Un message politique qui n’a pas de portée juridique 

Sur la forme, cette lettre ne semble pas avoir de véritable portée juridique, mais sert à véhiculer un message politique : « C’est surtout un message politique que le secrétaire du Parti socialiste veut faire passer, ce n’est pas un recours contentieux, c’est une forme d’alerte », souligne Paul Cassia, professeur de droit public. C’est également ce qu’analyse Mathieu Carpentier : « Il ne s’agit pas d’une saisine à proprement parler de la juridiction administrative, on n’écrit pas directement une lettre au vice-président du Conseil d’Etat lorsque l’on forme une requête ». Il ajoute qu’« il s’agit d’une lettre qui a avant tout une fonction politique et qui a davantage vocation à être diffusée sur les réseaux sociaux qu’à formuler une demande au vice-président du Conseil d’Etat ». Au-delà de la saisine, le premier secrétaire du Parti socialiste demande si le Conseil d’Etat a mobilisé les moyens nécessaires au contrôle des actes pris par le Gouvernement, une demande que Mathieu Carpentier qualifie de « surprenante » et qui selon lui « ne regarde pas forcément un député ». 

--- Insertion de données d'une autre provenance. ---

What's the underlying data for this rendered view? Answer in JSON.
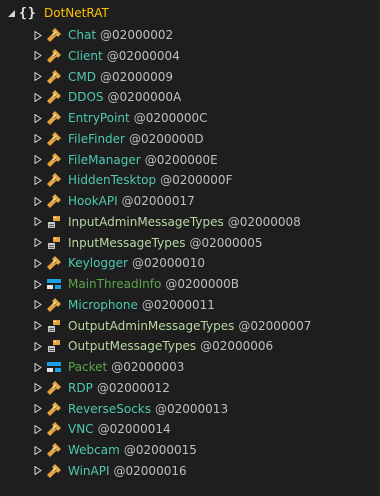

A moins qu’Olivier Faure ne saisisse véritablement le Conseil d’Etat, la juridiction administrative ne peut en principe rien faire sur la base de cette simple lettre : « Le Conseil d’Etat ne peut pas s’auto-saisir de ces questions-là » pour Mathieu Carpentier. Paul Cassia précise que « le vice-président du Conseil d’Etat est considéré comme le premier des fonctionnaires, il ne peut pas intervenir dans les nominations au sein des directions de l’administration centrale, il ne peut rien faire et s’il le faisait il sortirait de son rôle ». D’ailleurs, Paul Cassia affirme ne pas avoir le souvenir qu’un chef de parti « ait déjà adressé une lettre ouverte au vice-président du Conseil d’Etat ». 

Des nominations qui pourraient faire l’objet d’une saisine du Conseil d’Etat ? 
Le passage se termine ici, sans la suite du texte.